13 August 2009

school's out for summer

A wise man once quipped, "Life is like a box of chocolates. You never know what you're gonna get." Boxes of delectable chocolates, platters of tongue-tying caramels, mountains of deep-fried doughy balls smothered in honey, baklava made with enough phyllo dough and honey to feed an advancing Spartan army whilst draining hives throughout the Middle East, among a medley of other homemade Kuwaiti sweets, I really did not know what I was going to get during my last week of teaching at AUK. Aside from the confectioneries, in-class cuisine included pizza (Domino's, Pizza Hut, as well as Caesar's [not to be confused with Little Caesar's, but a Middle Eastern pizza purveyor known simply as Caesar's]), miniature sandwiches from Mr. Baker, smoothies, mint lemonade, and at least a few other delicacies that escape my recollection at the moment.

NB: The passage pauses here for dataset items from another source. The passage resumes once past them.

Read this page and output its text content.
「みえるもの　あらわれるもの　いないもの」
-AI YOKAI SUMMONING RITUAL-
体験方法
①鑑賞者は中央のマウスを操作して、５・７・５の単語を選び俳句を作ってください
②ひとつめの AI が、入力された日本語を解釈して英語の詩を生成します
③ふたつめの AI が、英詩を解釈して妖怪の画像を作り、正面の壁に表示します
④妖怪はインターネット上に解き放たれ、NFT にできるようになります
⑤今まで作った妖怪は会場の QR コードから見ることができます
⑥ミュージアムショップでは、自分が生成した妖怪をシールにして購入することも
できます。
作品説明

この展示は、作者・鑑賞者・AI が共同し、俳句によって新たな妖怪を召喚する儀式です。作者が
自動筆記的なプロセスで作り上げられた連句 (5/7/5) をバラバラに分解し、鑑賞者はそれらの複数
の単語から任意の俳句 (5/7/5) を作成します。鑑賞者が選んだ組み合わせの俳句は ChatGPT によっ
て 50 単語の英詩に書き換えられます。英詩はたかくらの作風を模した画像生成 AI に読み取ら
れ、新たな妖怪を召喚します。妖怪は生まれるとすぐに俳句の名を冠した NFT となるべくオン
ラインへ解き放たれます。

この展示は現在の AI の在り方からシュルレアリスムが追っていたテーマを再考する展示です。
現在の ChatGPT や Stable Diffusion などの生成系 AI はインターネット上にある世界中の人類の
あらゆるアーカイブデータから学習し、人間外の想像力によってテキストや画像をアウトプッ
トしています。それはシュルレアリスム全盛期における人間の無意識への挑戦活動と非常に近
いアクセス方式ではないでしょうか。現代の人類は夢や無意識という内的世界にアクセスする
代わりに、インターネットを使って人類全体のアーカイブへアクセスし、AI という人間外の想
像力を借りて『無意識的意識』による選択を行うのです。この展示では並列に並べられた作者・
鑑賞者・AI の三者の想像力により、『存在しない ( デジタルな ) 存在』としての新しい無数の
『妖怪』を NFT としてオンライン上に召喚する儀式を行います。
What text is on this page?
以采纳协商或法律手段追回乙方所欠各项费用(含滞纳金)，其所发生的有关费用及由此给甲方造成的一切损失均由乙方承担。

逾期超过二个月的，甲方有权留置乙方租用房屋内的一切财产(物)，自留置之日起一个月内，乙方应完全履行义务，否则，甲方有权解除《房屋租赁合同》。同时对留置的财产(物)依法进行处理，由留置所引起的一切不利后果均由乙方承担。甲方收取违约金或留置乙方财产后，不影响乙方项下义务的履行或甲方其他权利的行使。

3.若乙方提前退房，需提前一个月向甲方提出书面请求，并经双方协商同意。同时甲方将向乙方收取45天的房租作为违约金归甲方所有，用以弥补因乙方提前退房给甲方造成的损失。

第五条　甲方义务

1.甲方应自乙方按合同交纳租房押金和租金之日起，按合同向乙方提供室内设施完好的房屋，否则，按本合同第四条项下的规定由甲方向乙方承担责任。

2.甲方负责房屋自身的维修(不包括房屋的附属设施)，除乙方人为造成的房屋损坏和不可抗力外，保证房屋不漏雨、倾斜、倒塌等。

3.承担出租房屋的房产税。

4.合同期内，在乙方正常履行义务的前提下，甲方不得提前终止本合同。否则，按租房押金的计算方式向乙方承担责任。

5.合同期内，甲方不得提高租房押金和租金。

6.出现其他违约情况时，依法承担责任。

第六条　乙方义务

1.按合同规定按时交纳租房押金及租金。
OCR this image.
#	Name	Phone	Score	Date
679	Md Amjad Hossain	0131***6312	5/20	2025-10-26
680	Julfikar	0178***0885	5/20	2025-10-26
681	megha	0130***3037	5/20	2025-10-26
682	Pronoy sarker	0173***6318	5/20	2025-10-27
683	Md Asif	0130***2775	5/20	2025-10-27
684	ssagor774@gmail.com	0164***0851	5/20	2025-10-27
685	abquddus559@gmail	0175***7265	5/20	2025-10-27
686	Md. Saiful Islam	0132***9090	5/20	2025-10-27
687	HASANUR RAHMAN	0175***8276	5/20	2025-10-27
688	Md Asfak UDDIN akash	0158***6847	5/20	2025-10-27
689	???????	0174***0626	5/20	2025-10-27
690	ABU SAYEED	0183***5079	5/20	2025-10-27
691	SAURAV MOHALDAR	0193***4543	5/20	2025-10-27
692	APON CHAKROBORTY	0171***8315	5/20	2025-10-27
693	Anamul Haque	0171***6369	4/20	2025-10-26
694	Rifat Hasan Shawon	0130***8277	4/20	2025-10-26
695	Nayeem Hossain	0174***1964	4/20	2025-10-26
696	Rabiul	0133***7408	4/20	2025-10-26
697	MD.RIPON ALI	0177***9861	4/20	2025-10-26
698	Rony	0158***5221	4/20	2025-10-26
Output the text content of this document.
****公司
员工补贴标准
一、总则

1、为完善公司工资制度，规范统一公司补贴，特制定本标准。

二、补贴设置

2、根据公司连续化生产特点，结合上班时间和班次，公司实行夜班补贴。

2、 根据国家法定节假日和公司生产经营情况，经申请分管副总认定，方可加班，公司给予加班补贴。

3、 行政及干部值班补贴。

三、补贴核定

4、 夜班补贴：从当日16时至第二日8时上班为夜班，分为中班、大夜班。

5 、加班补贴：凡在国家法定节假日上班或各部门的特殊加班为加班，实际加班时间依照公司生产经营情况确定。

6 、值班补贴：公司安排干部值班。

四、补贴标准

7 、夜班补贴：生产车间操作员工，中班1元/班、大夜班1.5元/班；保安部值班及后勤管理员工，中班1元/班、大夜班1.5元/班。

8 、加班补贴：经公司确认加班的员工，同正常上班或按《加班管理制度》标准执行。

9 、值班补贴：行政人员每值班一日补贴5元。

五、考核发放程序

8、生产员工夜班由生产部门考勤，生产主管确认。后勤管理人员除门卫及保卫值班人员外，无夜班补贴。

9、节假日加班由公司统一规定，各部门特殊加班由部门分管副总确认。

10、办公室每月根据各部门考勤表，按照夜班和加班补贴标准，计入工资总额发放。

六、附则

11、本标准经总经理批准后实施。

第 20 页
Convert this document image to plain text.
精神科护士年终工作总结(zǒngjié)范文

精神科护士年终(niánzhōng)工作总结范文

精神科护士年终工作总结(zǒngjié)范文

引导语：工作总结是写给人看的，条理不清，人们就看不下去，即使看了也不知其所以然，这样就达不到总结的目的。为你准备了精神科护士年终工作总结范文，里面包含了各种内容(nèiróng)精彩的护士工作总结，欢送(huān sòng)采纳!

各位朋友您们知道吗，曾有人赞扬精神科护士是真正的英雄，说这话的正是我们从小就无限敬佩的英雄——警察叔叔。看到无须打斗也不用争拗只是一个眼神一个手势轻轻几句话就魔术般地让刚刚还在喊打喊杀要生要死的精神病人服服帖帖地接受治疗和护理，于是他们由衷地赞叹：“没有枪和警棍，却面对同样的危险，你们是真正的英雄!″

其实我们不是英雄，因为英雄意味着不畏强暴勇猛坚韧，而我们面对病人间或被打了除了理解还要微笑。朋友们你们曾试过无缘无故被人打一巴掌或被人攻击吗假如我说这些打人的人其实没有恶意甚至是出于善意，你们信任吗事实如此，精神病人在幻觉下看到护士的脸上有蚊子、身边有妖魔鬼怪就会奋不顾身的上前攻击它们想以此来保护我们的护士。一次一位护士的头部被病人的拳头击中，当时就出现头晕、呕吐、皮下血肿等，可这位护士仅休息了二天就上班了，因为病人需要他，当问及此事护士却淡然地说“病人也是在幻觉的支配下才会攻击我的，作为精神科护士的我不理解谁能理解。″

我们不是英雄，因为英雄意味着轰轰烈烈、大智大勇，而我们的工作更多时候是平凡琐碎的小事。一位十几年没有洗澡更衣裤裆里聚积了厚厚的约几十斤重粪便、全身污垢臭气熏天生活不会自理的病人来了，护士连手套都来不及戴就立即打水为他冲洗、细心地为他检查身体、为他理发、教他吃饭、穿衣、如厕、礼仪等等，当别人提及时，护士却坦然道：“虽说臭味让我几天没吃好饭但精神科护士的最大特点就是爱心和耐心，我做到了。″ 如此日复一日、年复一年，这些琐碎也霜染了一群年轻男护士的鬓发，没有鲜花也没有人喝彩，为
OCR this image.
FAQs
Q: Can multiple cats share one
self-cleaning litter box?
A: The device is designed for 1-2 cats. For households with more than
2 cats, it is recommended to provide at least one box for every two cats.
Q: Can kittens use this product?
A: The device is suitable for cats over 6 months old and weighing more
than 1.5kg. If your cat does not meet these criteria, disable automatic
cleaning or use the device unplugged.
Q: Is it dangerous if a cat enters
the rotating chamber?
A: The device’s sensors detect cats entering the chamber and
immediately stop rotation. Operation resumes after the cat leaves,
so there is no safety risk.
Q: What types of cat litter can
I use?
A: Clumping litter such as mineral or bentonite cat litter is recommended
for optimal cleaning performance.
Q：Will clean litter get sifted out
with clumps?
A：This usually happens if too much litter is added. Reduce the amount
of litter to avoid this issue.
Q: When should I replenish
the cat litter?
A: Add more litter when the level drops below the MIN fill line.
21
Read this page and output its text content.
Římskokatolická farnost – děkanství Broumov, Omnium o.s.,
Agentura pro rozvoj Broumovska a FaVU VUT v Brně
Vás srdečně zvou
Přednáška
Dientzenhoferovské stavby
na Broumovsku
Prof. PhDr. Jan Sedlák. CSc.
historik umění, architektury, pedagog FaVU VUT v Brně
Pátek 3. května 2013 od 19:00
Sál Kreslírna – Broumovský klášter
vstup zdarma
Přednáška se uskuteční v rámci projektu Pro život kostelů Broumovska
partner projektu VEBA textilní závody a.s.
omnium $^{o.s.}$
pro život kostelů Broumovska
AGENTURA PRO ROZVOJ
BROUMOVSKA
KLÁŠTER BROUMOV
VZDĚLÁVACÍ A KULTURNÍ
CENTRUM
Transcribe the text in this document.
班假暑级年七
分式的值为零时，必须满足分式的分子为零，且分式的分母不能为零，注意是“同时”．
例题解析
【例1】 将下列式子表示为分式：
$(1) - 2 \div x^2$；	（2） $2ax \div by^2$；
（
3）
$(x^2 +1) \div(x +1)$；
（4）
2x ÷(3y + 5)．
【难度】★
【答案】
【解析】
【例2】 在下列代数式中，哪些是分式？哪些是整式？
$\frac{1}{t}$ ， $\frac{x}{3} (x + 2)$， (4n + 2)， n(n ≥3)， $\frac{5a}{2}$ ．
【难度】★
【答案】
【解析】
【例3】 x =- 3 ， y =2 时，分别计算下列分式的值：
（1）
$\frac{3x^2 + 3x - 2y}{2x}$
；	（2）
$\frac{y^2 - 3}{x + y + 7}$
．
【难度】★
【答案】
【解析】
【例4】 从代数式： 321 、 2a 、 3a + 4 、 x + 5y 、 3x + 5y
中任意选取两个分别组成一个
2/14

With 80% of their graded work already accounted for, my 40 students (give or take the few that never or irregularly attended) were more than ready to conclude summer session. Sensing the strong likelihood of an English 101 coup d'etat, I interspersed the last week's lessons with food, humor, and "educational" DVDs. Not entirely surprising, student morale was at an all-time high throughout the final days. Framing a discussion about the intricacies of visual rhetoric and document layout within the context of eight varieties of pizza and Robert Langdon's struggle to race around Rome, deciphering ambigramatic clues with time and energy left to foil the Illuminati's evil plot to destroy the Roman Catholic Church. A wee bit more captivating than Lester Faigley's Writing: A Guide for College and Beyond (which is though a top notch composition textbook). Capping off the week with an engaging and fun quiz (thereby making final grade calculations more of an algebra equation and less of a calculus nightmare) helped to conclude my teaching experience on a high note.
Thursday, 13 August 2009 was not only the last day of summer classes at American University Kuwait, but also marks the celebration of 27 years of Lindsay Anne Shanks! Realizing (after slight hint dropping by the instructor [see question #3 above]) the combined momentousness of this occasion, my students insisted on an in-class celebration. Not one to deny students an opportunity learn while also commemorating a global holiday, we simultaneously celebrated the end of a great semester and a blessed birthday for Lindsay. Wanting to share the fullness of Kuwaiti birthday wishes, my female class graffitied the white board with Arabic birthday wishes.
Not quite as artistic as the girls, my 2:00pm male section (at which time it was only 6:00am in Wisconsin) opted to offer some verbal well-wishing as they posed for a class digital birthday card photo. Unfortunately the photograph does not quite convey the guys' enthusiasm. In spite of their calm and collected appearance, each of these gentlemen was overcome with joy on this day of converging celebrations. A most auspicious day indeed.Somewhat more camera shy, most of the girls allowed their giant birthday card to channel their birthday wishes. Never shy about offering their opinions or asking questions during class, it was no surprise that Taiba, Ebtesam, Noor, Faridah, and Dhoha bolted to the front of the room when I offered the option of posing for a birthday photo. They did a fine job conveying the general sense of glee on Lindsay's birthday.From myself and all my students, HAPPY BIRTHDAY LITTLE SISTER!